Mr Cowey and Ms Cowlam were long-standing cohabitees and the joint owners of a property. There was a first charge (presumably the mortgage that they used to purchase the property) in favour of Cheltenham & Gloucester Plc and c.£430,000 of equity. Mr Cowey was made bankrupt in the sum of c.£100,000 (c.£120,000 after costs, expenses etc) by the Inland Revenue and his share of the property vested in his trustee in bankruptcy.
The appellant company specialised in providing finance to people who – if they weren’t bankrupt – would hold valuable interests in land. The idea is that the money is lent to clear the bankruptcy and then repaid by a re-mortgage of the property. It looks like that this “bridging loan” is secured on the property in the meantime, to be paid off by way of a complete re-mortgage of the property.
In the present case, that didn’t happen. The loan from the appellant remained as a charge on the property (accruing interest at 1.5% per month, albeit that no interest was charged for the first three months) and possession proceedings were issued. Ms Cowlam defended the possession proceedings on the basis that her consent to the charge had been procured by undue influence by Mr Cowey and the company was fixed with notice of that undue influence.
The defence was successful at trial. The judge found that the respondents did not understand that nature of the transaction and, in particular, that it would give rise to a charge over the property. Mr Cowey had – probably inadvertently – misled Ms Cowlam as to the nature of the loan. He had also applied pressure to her to persuade her to agree to the loan. In total, this amounted to actual undue influence or, in the alternative, was such that undue influence should be presumed. He went on to find that the appellant was fixed with notice of the undue influence, such that both the loan and the charge were set aside as against Ms Cowlam.
An appeal to the Court of Appeal was dismissed. The judge had heard the evidence and concluded that there was actual undue influence. His comments about presumptions were an alternative basis for his judgment. Whilst the distinction between actual and presumed undue influence could be confusing, what the appellant was really complaining about was a finding of fact and such an appeal was doomed to fail, particularly where – as here – the appellant did not challenge any of the findings of fact, but merely the weight attributed to them. Whilst it might have been possible to sever the loan from the charge, the judge had been entitled to find that both the loan and charge were equally tainted by undue influence and, in those circumstances, severance was not appropriate.
* or, as we see it, if you want to evict someone, you should get the law and procedure right.
** for the avoidance of doubt, if I – or any other NL writer – am/are ever appointed to any judicial role, I/we will, of course, be perfectly fair at all times.
Hi J,
I was the McKenzie friend at both first instance in the CA, assisted the Ds/Rs in drafting all the skeleton arguments and submissions and was given exceptional rights of audience in both courts (as I have only just been called to the Bar in November and I am , as is common among recent bar grads, yet to find pupillage).
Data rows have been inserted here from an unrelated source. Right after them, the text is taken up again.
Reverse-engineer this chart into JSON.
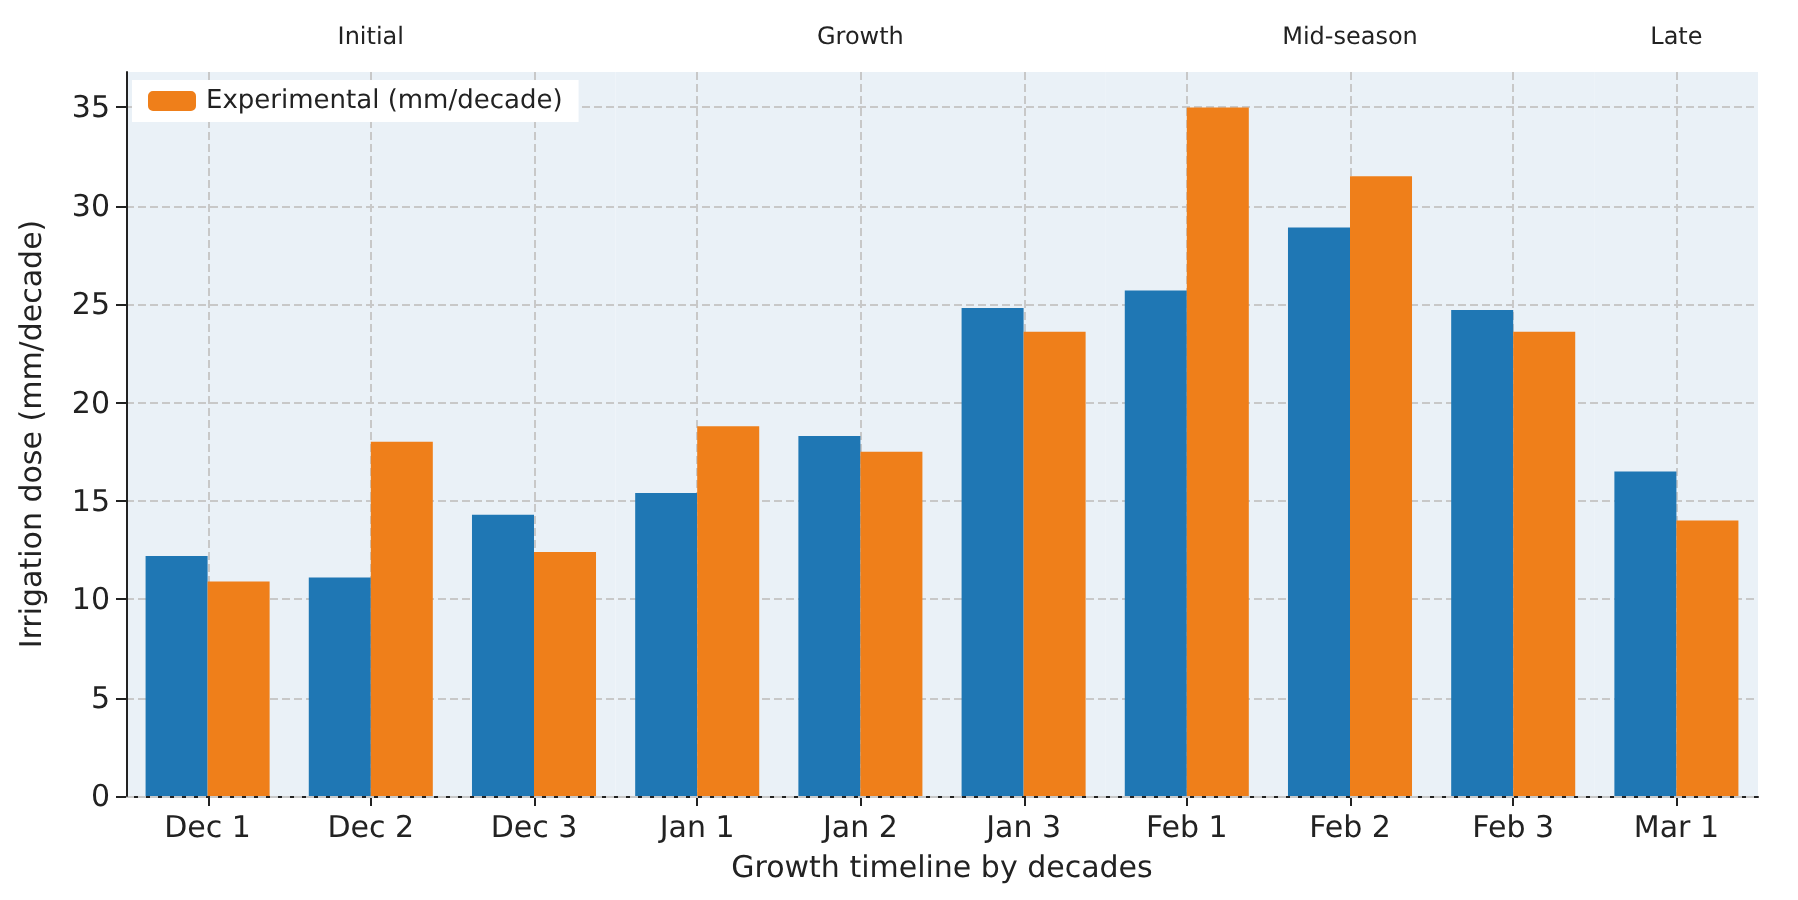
{
  "chart_data": {
    "type": "bar",
    "xlabel": "Growth timeline by decades",
    "ylabel": "Irrigation dose (mm/decade)",
    "categories": [
      "Dec 1",
      "Dec 2",
      "Dec 3",
      "Jan 1",
      "Jan 2",
      "Jan 3",
      "Feb 1",
      "Feb 2",
      "Feb 3",
      "Mar 1"
    ],
    "series": [
      {
        "color": "#1f77b4",
        "values": [
          12.2,
          11.1,
          14.3,
          15.4,
          18.3,
          24.8,
          25.7,
          28.9,
          24.7,
          16.5
        ]
      },
      {
        "name": "Experimental (mm/decade)",
        "color": "#ef7f1a",
        "values": [
          10.9,
          18.0,
          12.4,
          18.8,
          17.5,
          23.6,
          35.0,
          31.5,
          23.6,
          14.0
        ]
      }
    ],
    "ylim": [
      0,
      36.8
    ],
    "yticks": [
      0,
      5,
      10,
      15,
      20,
      25,
      30,
      35
    ],
    "bands": [
      {
        "axis": "x",
        "from": "Dec 1",
        "to": "Dec 3",
        "label": "Initial",
        "color": "#eaf1f7"
      },
      {
        "axis": "x",
        "from": "Jan 1",
        "to": "Jan 3",
        "label": "Growth",
        "color": "#eaf1f7"
      },
      {
        "axis": "x",
        "from": "Feb 1",
        "to": "Feb 3",
        "label": "Mid-season",
        "color": "#eaf1f7"
      },
      {
        "axis": "x",
        "from": "Mar 1",
        "to": "Mar 1",
        "label": "Late",
        "color": "#eaf1f7"
      }
    ],
    "grid": true,
    "legend": "top left"
  }
}
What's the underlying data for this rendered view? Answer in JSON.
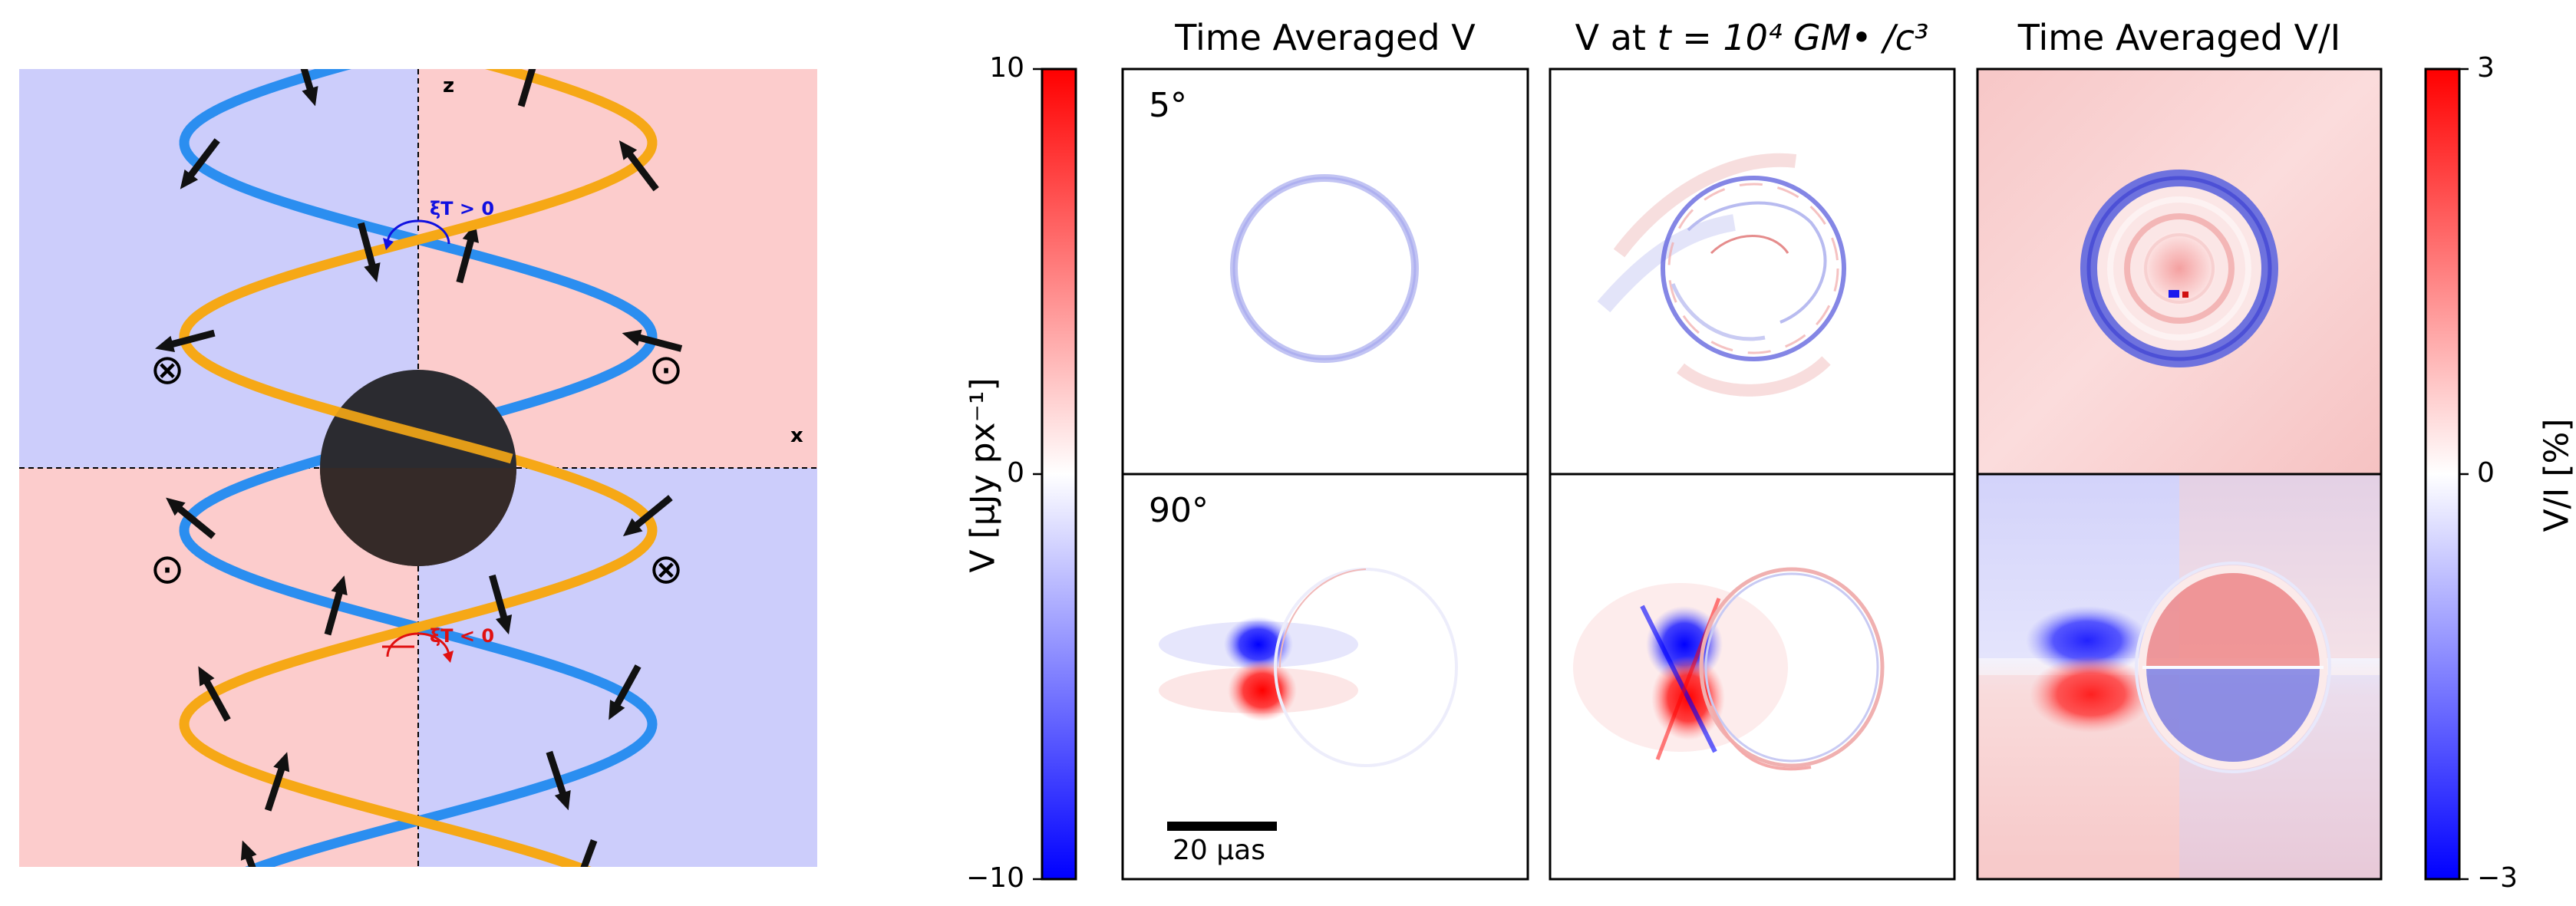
{
  "diagram": {
    "axis_x_label": "x",
    "axis_z_label": "z",
    "xi_positive": "ξT > 0",
    "xi_negative": "ξT < 0",
    "symbol_into_page": "⊗",
    "symbol_out_of_page": "⊙",
    "colors": {
      "blue_region": "#cccdfb",
      "red_region": "#fccccc",
      "blue_strand": "#2b8ef0",
      "orange_strand": "#f6a816",
      "black_hole": "#2b2b30",
      "black_hole_lower": "#352a28"
    }
  },
  "titles": {
    "col1": "Time Averaged V",
    "col2_prefix": "V at ",
    "col2_math": "t = 10⁴ GM• /c³",
    "col3": "Time Averaged V/I"
  },
  "panels": {
    "row1_label": "5°",
    "row2_label": "90°",
    "scale_bar": "20 μas"
  },
  "colorbar_left": {
    "label": "V [μJy px⁻¹]",
    "ticks": [
      "10",
      "0",
      "−10"
    ]
  },
  "colorbar_right": {
    "label": "V/I [%]",
    "ticks": [
      "3",
      "0",
      "−3"
    ]
  }
}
The case is now reported as [2010] All ER (D) 205 (Jun). I think it was because Ms Cowlam entered a post-judgment plea of actual undue influence in addition to the presumed undue influence plea already entered that the trial judge decided both were found in the alternative once the facts had come to light at trial, even though the presumption alone would have carried Ms Cowlam home. I think the first instance court took a dim view, albeit implied in both judgments, of the C’s failure to ensure independent legal advice for Ms Cowlam when the terms of the loan were found to be so disadvantageous to her. The dicta of Lord Nicholls in Etridge (No. 2) were cited abundantly in skeleton arguments in both courts, and hopefully AFCL v Cowey and anr bolsters the protection for surety partners against entering these burdensome bridging loan transactions for the benefit of their other halves.